Sponsored by The S.J. & Jessie E. Quinney Foundation and The Ray, Quinney and Nebeker Foundation.
See our amazing costumes up close and learn from costume designers and technicians how the costumes are designed, constructed, and cared for. Costume Seminars are at 11 a.m. each Tuesday and Friday from June 30 to September 4 in the Randall L. Jones Theatre.
Sponsored by The Guild of the Utah Shakespeare Festival.
Get to know some of the actors at the Festival and ask them questions about their careers and roles.

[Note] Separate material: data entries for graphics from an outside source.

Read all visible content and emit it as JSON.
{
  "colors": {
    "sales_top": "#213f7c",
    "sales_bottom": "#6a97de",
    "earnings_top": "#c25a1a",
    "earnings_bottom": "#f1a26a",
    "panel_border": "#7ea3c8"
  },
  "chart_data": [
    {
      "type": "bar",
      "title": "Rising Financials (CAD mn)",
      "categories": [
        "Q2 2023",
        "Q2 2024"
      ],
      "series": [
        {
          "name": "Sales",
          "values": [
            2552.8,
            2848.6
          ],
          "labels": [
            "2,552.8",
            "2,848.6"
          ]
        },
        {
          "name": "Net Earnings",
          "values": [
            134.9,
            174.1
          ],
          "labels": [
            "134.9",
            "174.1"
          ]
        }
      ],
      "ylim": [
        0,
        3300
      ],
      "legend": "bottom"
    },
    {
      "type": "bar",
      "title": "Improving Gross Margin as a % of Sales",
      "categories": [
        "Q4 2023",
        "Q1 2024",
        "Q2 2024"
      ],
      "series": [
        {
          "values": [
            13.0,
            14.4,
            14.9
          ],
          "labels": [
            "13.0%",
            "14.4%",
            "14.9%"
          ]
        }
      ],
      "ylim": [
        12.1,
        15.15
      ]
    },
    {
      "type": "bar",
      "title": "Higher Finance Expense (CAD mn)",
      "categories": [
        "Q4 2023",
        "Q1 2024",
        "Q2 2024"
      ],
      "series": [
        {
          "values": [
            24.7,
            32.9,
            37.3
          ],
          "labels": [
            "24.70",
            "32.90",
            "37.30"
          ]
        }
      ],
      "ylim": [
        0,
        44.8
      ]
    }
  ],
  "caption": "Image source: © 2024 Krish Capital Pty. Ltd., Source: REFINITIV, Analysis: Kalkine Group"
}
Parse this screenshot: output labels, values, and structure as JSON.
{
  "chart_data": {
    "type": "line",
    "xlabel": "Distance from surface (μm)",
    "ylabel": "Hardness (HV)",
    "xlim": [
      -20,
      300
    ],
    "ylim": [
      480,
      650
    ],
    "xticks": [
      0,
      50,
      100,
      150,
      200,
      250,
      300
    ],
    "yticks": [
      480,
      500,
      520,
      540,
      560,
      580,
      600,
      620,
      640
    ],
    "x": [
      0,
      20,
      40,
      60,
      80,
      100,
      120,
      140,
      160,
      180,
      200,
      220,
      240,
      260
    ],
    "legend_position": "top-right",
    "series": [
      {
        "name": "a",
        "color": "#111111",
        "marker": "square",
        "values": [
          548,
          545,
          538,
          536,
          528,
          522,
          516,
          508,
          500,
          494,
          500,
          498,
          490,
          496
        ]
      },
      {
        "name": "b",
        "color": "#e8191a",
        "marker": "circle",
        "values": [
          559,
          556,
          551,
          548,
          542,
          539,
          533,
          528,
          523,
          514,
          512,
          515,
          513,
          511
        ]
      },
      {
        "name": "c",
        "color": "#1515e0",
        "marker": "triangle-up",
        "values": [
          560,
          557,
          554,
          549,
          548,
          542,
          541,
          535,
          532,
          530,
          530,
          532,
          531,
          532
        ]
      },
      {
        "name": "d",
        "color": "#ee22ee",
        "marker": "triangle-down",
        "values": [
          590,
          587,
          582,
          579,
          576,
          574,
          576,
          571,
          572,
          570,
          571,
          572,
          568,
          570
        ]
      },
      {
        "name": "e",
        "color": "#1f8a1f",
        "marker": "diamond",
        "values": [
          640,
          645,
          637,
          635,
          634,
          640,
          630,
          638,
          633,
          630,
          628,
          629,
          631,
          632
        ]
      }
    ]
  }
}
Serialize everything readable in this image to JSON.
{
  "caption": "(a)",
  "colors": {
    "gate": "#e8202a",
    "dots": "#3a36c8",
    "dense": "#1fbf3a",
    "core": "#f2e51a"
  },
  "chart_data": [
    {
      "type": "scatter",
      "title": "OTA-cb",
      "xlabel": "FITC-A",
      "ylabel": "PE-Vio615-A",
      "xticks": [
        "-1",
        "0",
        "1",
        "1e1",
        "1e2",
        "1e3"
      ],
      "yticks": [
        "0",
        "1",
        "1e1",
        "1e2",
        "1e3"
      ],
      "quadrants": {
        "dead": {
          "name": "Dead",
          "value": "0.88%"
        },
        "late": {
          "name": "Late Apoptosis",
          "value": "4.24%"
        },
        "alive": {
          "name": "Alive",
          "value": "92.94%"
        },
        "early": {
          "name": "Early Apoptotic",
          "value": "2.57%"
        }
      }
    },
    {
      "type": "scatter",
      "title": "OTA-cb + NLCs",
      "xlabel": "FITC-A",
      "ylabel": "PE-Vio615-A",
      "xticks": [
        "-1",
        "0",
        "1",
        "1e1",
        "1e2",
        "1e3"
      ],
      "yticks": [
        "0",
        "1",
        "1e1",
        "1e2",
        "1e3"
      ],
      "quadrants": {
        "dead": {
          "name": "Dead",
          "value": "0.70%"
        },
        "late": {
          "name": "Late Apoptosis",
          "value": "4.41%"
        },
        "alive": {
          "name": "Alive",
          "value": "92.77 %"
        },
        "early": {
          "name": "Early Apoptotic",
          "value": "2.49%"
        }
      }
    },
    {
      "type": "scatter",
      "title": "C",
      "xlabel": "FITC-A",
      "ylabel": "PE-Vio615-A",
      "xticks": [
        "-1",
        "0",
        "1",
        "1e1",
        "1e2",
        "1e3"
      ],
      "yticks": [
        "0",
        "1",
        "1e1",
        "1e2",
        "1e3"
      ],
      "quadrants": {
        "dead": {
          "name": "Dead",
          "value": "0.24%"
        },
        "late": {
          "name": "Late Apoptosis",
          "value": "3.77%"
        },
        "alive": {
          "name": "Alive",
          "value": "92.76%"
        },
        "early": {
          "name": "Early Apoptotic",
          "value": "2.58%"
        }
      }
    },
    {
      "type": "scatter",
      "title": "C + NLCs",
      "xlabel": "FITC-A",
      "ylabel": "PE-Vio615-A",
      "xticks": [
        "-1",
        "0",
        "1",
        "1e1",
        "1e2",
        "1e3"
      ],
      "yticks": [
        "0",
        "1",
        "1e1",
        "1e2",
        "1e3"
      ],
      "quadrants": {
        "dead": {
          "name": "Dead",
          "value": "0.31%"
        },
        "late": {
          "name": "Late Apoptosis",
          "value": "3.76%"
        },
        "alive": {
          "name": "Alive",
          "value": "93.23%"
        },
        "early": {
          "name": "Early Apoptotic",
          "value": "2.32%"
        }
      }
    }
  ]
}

These seminars are at 11 a.m. each Wednesday and Saturday from June 27 to September 5 in the Seminar Grove south of the Adams Theatre and at 10 a.m. each Thursday and Saturday from September 19 to October 31 in the Randall L. Jones Theatre.
Sponsored by The Balcony Bards.
Prepare for the play with these short and informative orientations conducted by theatre experts.
Heighten your experience by learning about the play before you see it, as well as asking questions about the Festival and Cedar City.
Orientations begin at 1:15 p.m. before matinees and at 6:45 p.m. before evening performances in the Auditorium Theatre from June 25 to September 5. Beginning on September 11 and running through October 31, they are at 1:15 p.m. and 7 p.m. in the Auditorium Theatre.
Sponsored by The Ashton Family Foundation.
One Night Only: Broadway at the Festival! August 7, 2015 at 11:30 p.m. in the Auditorium Theatre.
Bardway, Baby! is a late-night concert event featuring classic Broadway show tunes. Performed by Festival actors, will be presented August 7, 2015 at approximately 11:30 p.m. in the Auditorium Theatre.
The fundraising concert will support the newly formed artistic initiative fund which was created to promote the Festival’s growth in artistic excellence.
Tickets are $25 for reserved seating and are available now at the Festival ticket office or by calling 1-800-PLAYTIX.
Presented by the Guild of the Utah Shakespeare Festival, Curtain Call Luncheons feature lunch and questions-and-answers with Festival actors and artists. They are July 7, 17, 21, and 31; August 4, 6, 11, 18, 20, and 25; and September 1 at 12 noon in the SUU Alumni House. Tickets are $17.50 in advance and $20 at the door.
The Utah Shakespeare Festival has embarked on an exciting new initiative to produce the entire canon of Shakespeare’s thirty-eight plays between 2012 and 2023. During these years, you may have more than one opportunity to see such plays as The Taming of the Shrew and King Lear, but productions of plays such as this year’s Henry IV Part Two and The Two Gentlemen of Verona will definitely be more rare. So start planning now; you don’t want to miss a single experience.
As part of the Complete-the-Canon Project, the Festival is producing all ten of Shakespeare’s history plays in chronological order, beginning in 2013 with King John and Richard II and in 2014 with Henry IV Part One, then continuing this year with Henry IV Part Two, and in the future with Henry V, Henry VI Part One, Henry VI Part Two, Henry VI Part Three, Richard III, and Henry VIII. One of the goals of the History Cycle is to give a cohesiveness to these plays that will be engaging and dramatic.